God will justify Himself in letting sin come into the universe, when He puts it away and shows Himself and His creation to be infinitely richer because of its temporary presence. We will be richer, in that we will be all that God wants us to be. God will be richer, in that He will rest in the full love and adoration of His creatures. 

When we look back on it from eternity, we shall be entirely without regrets. We need regrets now, for they make us long for His presence. But we shall have none then, for we will see that sin furnished the occasion for the display of His grace, and the background for our full response to His love. 

This doctrine is needed. It serves to give us stability and confidence in the face of conditions that surround and engulf us. What a comfort it is to believe that He is operating the universe in accord with the counsel of His will. This is much better than believing that the universe has gotten away from God, and that He is frantically striving to manage it. 

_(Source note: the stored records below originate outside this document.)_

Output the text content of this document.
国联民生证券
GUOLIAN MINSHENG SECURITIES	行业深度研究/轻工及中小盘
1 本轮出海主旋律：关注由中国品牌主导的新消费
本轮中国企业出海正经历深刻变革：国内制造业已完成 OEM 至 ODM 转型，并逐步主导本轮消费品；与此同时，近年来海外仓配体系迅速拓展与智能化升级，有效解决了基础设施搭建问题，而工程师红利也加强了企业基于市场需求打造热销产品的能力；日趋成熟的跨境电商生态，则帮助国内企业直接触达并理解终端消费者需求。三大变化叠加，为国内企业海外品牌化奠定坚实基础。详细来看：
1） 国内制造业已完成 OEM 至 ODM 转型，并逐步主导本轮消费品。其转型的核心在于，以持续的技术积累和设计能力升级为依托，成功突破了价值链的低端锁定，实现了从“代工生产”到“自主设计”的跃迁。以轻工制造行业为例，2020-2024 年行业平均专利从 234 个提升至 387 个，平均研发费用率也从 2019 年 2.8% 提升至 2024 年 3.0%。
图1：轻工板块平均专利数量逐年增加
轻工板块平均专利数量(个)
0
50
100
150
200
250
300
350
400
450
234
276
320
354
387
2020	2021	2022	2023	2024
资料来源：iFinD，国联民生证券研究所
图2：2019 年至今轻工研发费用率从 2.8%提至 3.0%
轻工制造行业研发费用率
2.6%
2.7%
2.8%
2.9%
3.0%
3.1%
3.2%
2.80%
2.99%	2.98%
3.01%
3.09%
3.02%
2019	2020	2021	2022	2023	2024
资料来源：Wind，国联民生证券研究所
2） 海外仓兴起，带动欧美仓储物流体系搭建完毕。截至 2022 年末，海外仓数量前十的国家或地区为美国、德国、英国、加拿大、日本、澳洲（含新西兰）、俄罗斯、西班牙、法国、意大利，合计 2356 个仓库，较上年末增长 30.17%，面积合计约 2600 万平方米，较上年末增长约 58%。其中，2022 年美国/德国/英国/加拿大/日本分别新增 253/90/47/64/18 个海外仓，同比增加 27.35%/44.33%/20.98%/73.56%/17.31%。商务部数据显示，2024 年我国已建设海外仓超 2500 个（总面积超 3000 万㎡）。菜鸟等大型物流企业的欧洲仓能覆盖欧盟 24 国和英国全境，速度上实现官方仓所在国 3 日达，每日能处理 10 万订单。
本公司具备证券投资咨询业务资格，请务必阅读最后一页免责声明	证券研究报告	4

This doctrine also gives confidence and stability in the face of our own failures. God is at the helm, and manages when we fail. Perhaps our failures are in accord with His intention. Certainly sin is left in the bodies of saints for a definite purpose. Without it, we might forget God. Knowing it to be present, we remember Him. 

This doctrine furnishes the background for justification. There could never be justification for sinners, if sin were not, in some sense justifiable. It is justifiable in that it gives Christ something to do, furnishes an occasion for the display of grace, and will bring infinite riches to God, in the love and adoration of His creatures; Hence: "As by the offense of one, judgment came upon all men to condemnation, even so by the righteousness of one, the free gifts came upon all men unto justification of life"-Rom.5:18, King James Version.